On January 27, Mozambique—a Southeastern African country—rang the bell that officially started the increase of policy rates in 2021. The low-income country’s central bank became the first in the world to raise its benchmark interest rates this year.
From the first day of 2021 till now, no other country in the world has seconded Mozambique, except Zambia. Both African countries do not just share a border, but have both struck a chord other countries in the continent could copy—despite the economic risks offered by the coronavirus pandemic.
When the Bank of Mozambique jacked up its policy rates, there was an increase of 300 basis points from 10.25 percent to 13.25 percent. Being the first time the apex bank was hiking its interest rates since 2017, the surprise move was pulled off to avert a premonited, unavoidably rough inflation.
While the country’s coronavirus cases continually rose, Mozambique and the most of Southern Africa, is also battling a range of natural disasters. Such health, economic and environment confrontations don’t exactly make things conducive enough to outfight a pandemic in a region like Africa. Nevertheless, fingers remain crossed.
The seemingly dire situation is perhaps also the reason the central bank increased the deposit lending facility and marginal lending facility rates. In December 2020, inflation in the nation dashed to a 10-month high, just as worrisome as the intense, violent, and gory clashes in the oil-rich northern parts of Mozambique.
Zambia’s inflation, on the other hand, is at a 5-year high, prompting the nation’s monetary policy committee to lift the rate from 8 percent to 8.5 percent. This development—still the latest in the fold—marks the first time the lower-middle-income increases its benchmark interest rates since November 2019.
The decision, which took 2 days of complex deliberations, could be turbocharged when the country’s central bank sees signs of the prophesied worsened inflation. In all, Zambia backtracked some of the 350 points of cuts it had as of last year, when Governor Christopher Mvunga hadn’t yet assumed apex bank office.
“We can’t let inflation run away; neither can we stifle economic growth,” Mvunga said, explaining why the rates were hiked. “We had to get into the middle of the road of saying ‘how do we have some form of control on both sides without necessarily destroying the economy.”
Per Bloomberg forecasts, the move by the neighboring countries—first Mozambique, now Zambia—has started a trend that other Sub-Saharan African economies might follow. The persistent inflationary pressures in the region’s small to mid-sized economies are indeed real in the face of a collective coronavirus-induced recession, the first in 25 years.

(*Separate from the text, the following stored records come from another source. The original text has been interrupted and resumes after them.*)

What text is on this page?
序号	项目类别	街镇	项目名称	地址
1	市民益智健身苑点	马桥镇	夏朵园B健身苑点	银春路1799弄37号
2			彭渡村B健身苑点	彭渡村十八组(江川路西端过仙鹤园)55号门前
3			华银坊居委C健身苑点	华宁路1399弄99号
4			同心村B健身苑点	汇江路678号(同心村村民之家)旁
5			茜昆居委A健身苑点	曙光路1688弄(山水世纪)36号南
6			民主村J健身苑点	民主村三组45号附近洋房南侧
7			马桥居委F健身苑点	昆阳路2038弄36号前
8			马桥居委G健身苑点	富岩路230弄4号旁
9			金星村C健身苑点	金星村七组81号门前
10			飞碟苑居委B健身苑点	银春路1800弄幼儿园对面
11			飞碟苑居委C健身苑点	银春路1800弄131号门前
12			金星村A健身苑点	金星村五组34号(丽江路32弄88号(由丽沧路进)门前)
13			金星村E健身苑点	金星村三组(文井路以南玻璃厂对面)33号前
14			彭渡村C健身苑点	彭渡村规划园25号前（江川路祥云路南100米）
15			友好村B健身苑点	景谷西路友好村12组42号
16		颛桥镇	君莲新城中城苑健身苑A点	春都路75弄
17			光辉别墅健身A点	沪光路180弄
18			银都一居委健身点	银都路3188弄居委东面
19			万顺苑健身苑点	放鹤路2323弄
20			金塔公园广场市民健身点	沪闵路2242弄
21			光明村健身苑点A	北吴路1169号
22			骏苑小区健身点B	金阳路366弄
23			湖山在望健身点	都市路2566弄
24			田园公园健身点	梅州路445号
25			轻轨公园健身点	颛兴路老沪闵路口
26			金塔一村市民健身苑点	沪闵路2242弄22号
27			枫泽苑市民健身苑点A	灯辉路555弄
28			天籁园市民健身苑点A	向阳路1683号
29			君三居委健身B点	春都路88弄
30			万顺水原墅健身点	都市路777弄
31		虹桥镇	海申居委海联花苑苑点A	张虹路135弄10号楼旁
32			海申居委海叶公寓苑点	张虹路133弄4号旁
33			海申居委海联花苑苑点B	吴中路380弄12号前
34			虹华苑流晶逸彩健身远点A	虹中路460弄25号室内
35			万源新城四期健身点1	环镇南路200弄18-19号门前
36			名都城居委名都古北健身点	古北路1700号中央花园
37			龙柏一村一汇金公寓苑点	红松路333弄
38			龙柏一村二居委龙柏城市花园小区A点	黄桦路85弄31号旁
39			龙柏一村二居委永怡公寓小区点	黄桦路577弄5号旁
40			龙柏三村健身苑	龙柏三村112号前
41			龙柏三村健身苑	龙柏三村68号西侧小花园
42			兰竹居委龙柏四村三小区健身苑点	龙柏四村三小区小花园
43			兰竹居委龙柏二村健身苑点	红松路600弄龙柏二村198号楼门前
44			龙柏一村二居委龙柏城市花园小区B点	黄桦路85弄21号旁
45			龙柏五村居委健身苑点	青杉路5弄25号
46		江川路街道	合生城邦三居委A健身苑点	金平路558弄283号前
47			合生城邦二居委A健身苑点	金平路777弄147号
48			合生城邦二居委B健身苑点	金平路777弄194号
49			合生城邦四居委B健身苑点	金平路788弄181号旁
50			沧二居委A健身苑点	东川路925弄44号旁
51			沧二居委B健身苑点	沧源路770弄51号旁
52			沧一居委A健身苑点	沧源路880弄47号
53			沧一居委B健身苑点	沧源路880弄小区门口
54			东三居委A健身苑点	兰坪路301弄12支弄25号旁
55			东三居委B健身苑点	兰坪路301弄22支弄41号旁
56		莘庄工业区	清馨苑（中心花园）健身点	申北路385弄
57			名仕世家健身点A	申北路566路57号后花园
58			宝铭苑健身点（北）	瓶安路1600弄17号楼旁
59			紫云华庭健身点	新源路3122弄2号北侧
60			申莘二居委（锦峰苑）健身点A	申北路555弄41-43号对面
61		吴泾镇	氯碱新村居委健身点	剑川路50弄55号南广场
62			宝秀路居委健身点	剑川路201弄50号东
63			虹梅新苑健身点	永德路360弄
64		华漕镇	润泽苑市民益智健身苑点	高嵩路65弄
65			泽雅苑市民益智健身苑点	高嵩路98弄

In November 2020, Nigeria—Africa’s biggest economy and most populous country—has stepped into its second recession in 5 years. South Africa—the second-largest yet most industrialized economy in the continent—entered into its pre-pandemic recession for the second time in 2 years in March last year. Kenya more recently jumped on the recession train, suffering its first of such in 20 years.
Africa’s developing economies are yet to bounce back from the COVID-19 summersault, amidst a yearning for vaccines and a seemingly worrisome expectation of another coronavirus wave. According to the World Bank, there will be an economic rebound in 2021 in Sub-Saharan Africa, but mostly for the smaller, more diverse economies.
“Activity among non-resource-intensive countries, including Côte d’Ivoire, Ghana, and Senegal, will slow but not contract, helped by relatively more robust growth in the agriculture sector,” the Bank said in its Africa overview.
Hiking policy rates may be their next card to play, as even Angola—one of the continent’s largest economies—is being pressured to adjust its numbers.
If the prognostics click, Africa may see its biggest rate hike saga since 2015 when the American Federal Reserve squeezed the region’s economies with an anti-climactic interest rate escalation.